Referring to DB’s commitments to combating climate change, Lutz explained the company’s target of achieving 50 per cent less CO2 emitted by 2030 and its long-distance transport to use 100 per cent renewable energy starting in 2018.
Jean-Pierre Lubinoux, Director General of Union International des Chemins de Fer (UIC), which promotes rail transport world-wide, reported on UIC’s involvement in debates around climate change mitigation and announced that his organisation would be discussing the development of effective actions on transport and climate change at the Conference.
Just how vital steps towards combating climate change are was vividly underlined by Frances Namoumou, Climate Officer for Fiji for the Pacific Church Conference (PCC), and by other spokespersons from the Pacific island nations threatened by sea-level rise.
According to Namoumou, the limit for global warming referred to in the 2015 Paris Climate Agreement is not enough, and she believes that it might already be too late to prevent disaster.

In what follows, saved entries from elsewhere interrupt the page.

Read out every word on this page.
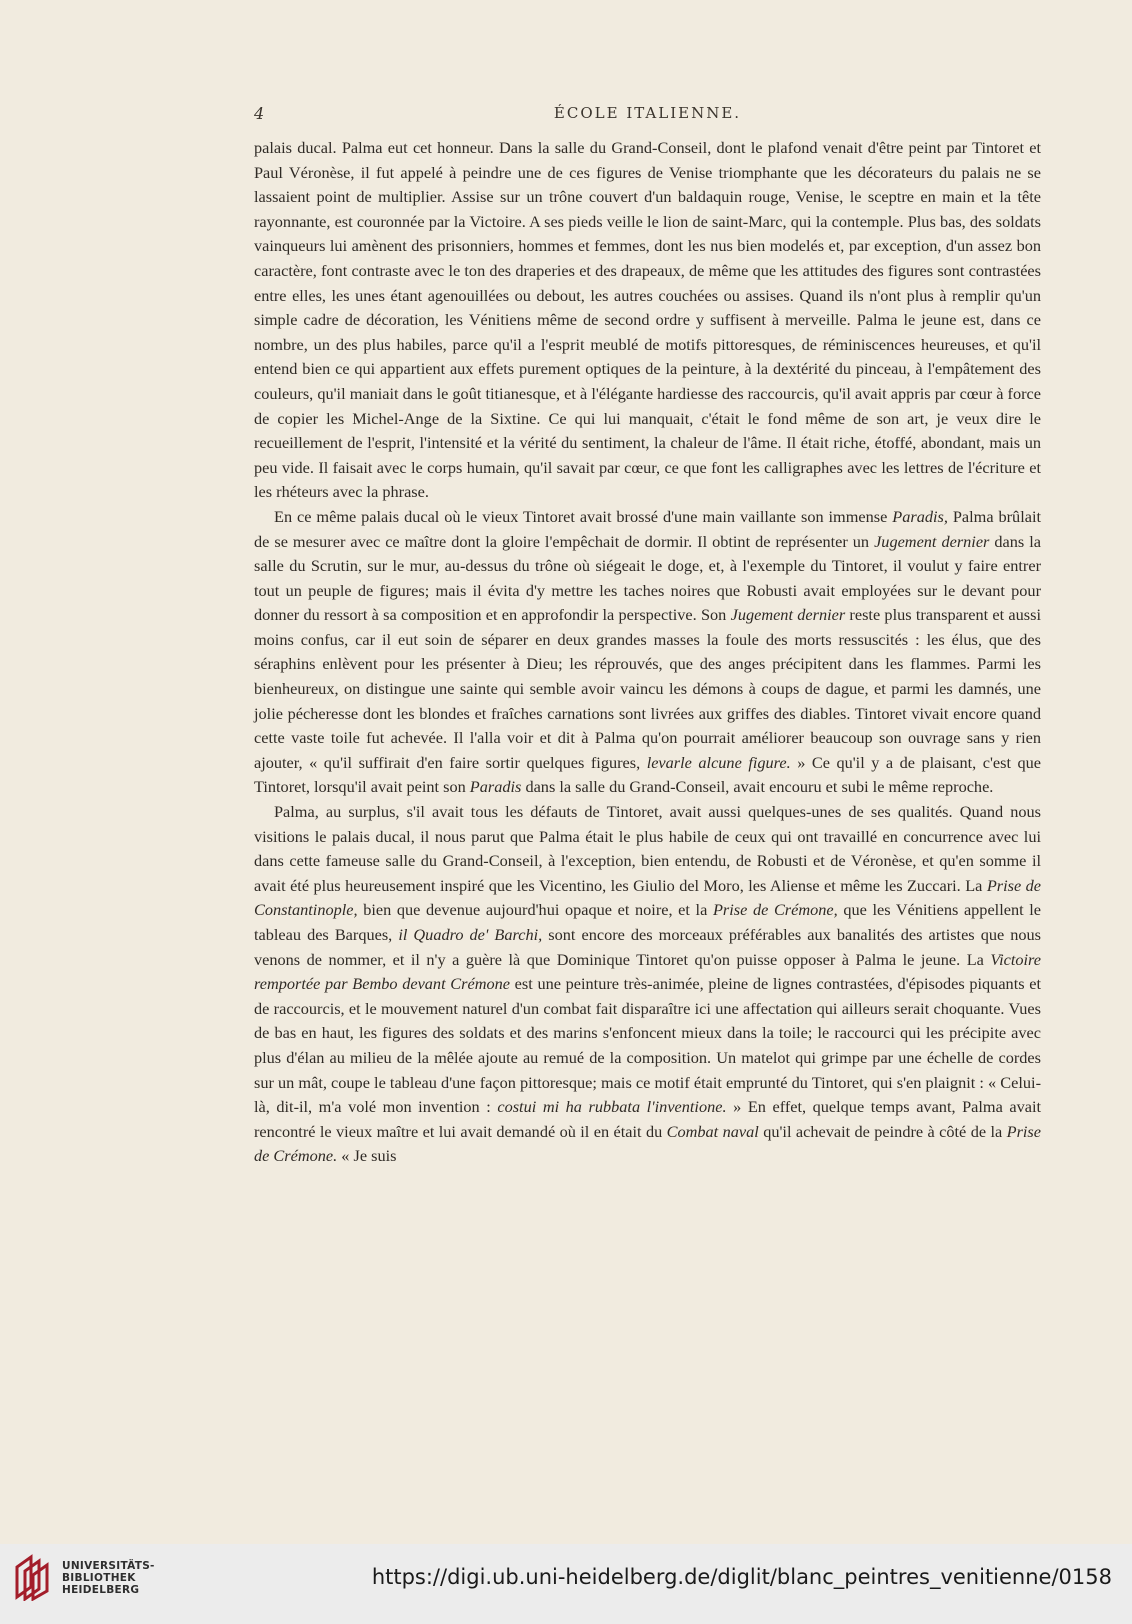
4	ÉCOLE ITALIENNE.

palais ducal. Palma eut cet honneur. Dans la salle du Grand-Conseil, dont le plafond venait d'être peint par Tintoret et Paul Véronèse, il fut appelé à peindre une de ces figures de Venise triomphante que les décorateurs du palais ne se lassaient point de multiplier. Assise sur un trône couvert d'un baldaquin rouge, Venise, le sceptre en main et la tête rayonnante, est couronnée par la Victoire. A ses pieds veille le lion de saint-Marc, qui la contemple. Plus bas, des soldats vainqueurs lui amènent des prisonniers, hommes et femmes, dont les nus bien modelés et, par exception, d'un assez bon caractère, font contraste avec le ton des draperies et des drapeaux, de même que les attitudes des figures sont contrastées entre elles, les unes étant agenouillées ou debout, les autres couchées ou assises. Quand ils n'ont plus à remplir qu'un simple cadre de décoration, les Vénitiens même de second ordre y suffisent à merveille. Palma le jeune est, dans ce nombre, un des plus habiles, parce qu'il a l'esprit meublé de motifs pittoresques, de réminiscences heureuses, et qu'il entend bien ce qui appartient aux effets purement optiques de la peinture, à la dextérité du pinceau, à l'empâtement des couleurs, qu'il maniait dans le goût titianesque, et à l'élégante hardiesse des raccourcis, qu'il avait appris par cœur à force de copier les Michel-Ange de la Sixtine. Ce qui lui manquait, c'était le fond même de son art, je veux dire le recueillement de l'esprit, l'intensité et la vérité du sentiment, la chaleur de l'âme. Il était riche, étoffé, abondant, mais un peu vide. Il faisait avec le corps humain, qu'il savait par cœur, ce que font les calligraphes avec les lettres de l'écriture et les rhéteurs avec la phrase.

En ce même palais ducal où le vieux Tintoret avait brossé d'une main vaillante son immense Paradis, Palma brûlait de se mesurer avec ce maître dont la gloire l'empêchait de dormir. Il obtint de représenter un Jugement dernier dans la salle du Scrutin, sur le mur, au-dessus du trône où siégeait le doge, et, à l'exemple du Tintoret, il voulut y faire entrer tout un peuple de figures; mais il évita d'y mettre les taches noires que Robusti avait employées sur le devant pour donner du ressort à sa composition et en approfondir la perspective. Son Jugement dernier reste plus transparent et aussi moins confus, car il eut soin de séparer en deux grandes masses la foule des morts ressuscités : les élus, que des séraphins enlèvent pour les présenter à Dieu; les réprouvés, que des anges précipitent dans les flammes. Parmi les bienheureux, on distingue une sainte qui semble avoir vaincu les démons à coups de dague, et parmi les damnés, une jolie pécheresse dont les blondes et fraîches carnations sont livrées aux griffes des diables. Tintoret vivait encore quand cette vaste toile fut achevée. Il l'alla voir et dit à Palma qu'on pourrait améliorer beaucoup son ouvrage sans y rien ajouter, « qu'il suffirait d'en faire sortir quelques figures, levarle alcune figure. » Ce qu'il y a de plaisant, c'est que Tintoret, lorsqu'il avait peint son Paradis dans la salle du Grand-Conseil, avait encouru et subi le même reproche.

Palma, au surplus, s'il avait tous les défauts de Tintoret, avait aussi quelques-unes de ses qualités. Quand nous visitions le palais ducal, il nous parut que Palma était le plus habile de ceux qui ont travaillé en concurrence avec lui dans cette fameuse salle du Grand-Conseil, à l'exception, bien entendu, de Robusti et de Véronèse, et qu'en somme il avait été plus heureusement inspiré que les Vicentino, les Giulio del Moro, les Aliense et même les Zuccari. La Prise de Constantinople, bien que devenue aujourd'hui opaque et noire, et la Prise de Crémone, que les Vénitiens appellent le tableau des Barques, il Quadro de' Barchi, sont encore des morceaux préférables aux banalités des artistes que nous venons de nommer, et il n'y a guère là que Dominique Tintoret qu'on puisse opposer à Palma le jeune. La Victoire remportée par Bembo devant Crémone est une peinture très-animée, pleine de lignes contrastées, d'épisodes piquants et de raccourcis, et le mouvement naturel d'un combat fait disparaître ici une affectation qui ailleurs serait choquante. Vues de bas en haut, les figures des soldats et des marins s'enfoncent mieux dans la toile; le raccourci qui les précipite avec plus d'élan au milieu de la mêlée ajoute au remué de la composition. Un matelot qui grimpe par une échelle de cordes sur un mât, coupe le tableau d'une façon pittoresque; mais ce motif était emprunté du Tintoret, qui s'en plaignit : « Celui-là, dit-il, m'a volé mon invention : costui mi ha rubbata l'inventione. » En effet, quelque temps avant, Palma avait rencontré le vieux maître et lui avait demandé où il en était du Combat naval qu'il achevait de peindre à côté de la Prise de Crémone. « Je suis

UNIVERSITÄTS-
BIBLIOTHEK
HEIDELBERG
https://digi.ub.uni-heidelberg.de/diglit/blanc_peintres_venitienne/0158
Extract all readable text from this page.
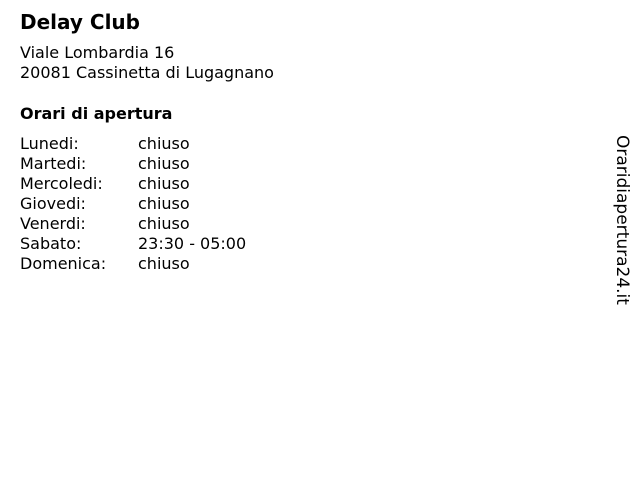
Delay Club
Viale Lombardia 16
20081 Cassinetta di Lugagnano
Orari di apertura
Lunedi:	chiuso
Martedi:	chiuso
Mercoledi:	chiuso
Giovedi:	chiuso
Venerdi:	chiuso
Sabato:	23:30 - 05:00
Domenica:	chiuso	Oraridiapertura24.it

“The two degrees people are celebrating elsewhere are more like a death sentence for us,” she told her fellow passengers. The first coastal village in Fiji, with around 200 inhabitants, had already been evacuated. The people were now in safety in higher-lying areas, but they had lost their homes as well as their fishing tradition.
Namoumou maintains that Fiji can only survive if a 1.5 degree limit is achieved. Fiji’s presidency of the COP 23 Conference could draw more attention to the island nation’s plight, and also to the predicament other Pacific island countries are facing.
Tafue Lusama, President of the Red Cross in Tuvalu, reported that everyone in his country was affected by global warming, but that people there had no highlands to go to, his islands not being of volcanic origin. Lusama said he would be campaigning for the 1.5 degree limit in Bonn.
Germany’s Federal Minister of Environment, Barbara Hendricks, also on board the train, emphasised that the Paris Agreement did stipulate a target “well below two degrees”, but added that politicians ought to be ambitious enough to really go for the 1.5 degree limit.
Meanwhile, Germany’s Federal Minister of Agriculture, Christian Schmidt, has initiated the development of an “Agriculture and Climate” knowledge platform in collaboration with the UN Food and Agriculture Organization (FAO).
The aim is to concentrate fragmented knowledge and knowhow that can assist developing countries in adapting their agriculture to climate change. Schmidt argues that the key to a contribution from agriculture to the climate goals is to make it more efficient. He regards intensified agricultural production making optimum use of available resources as the way forward.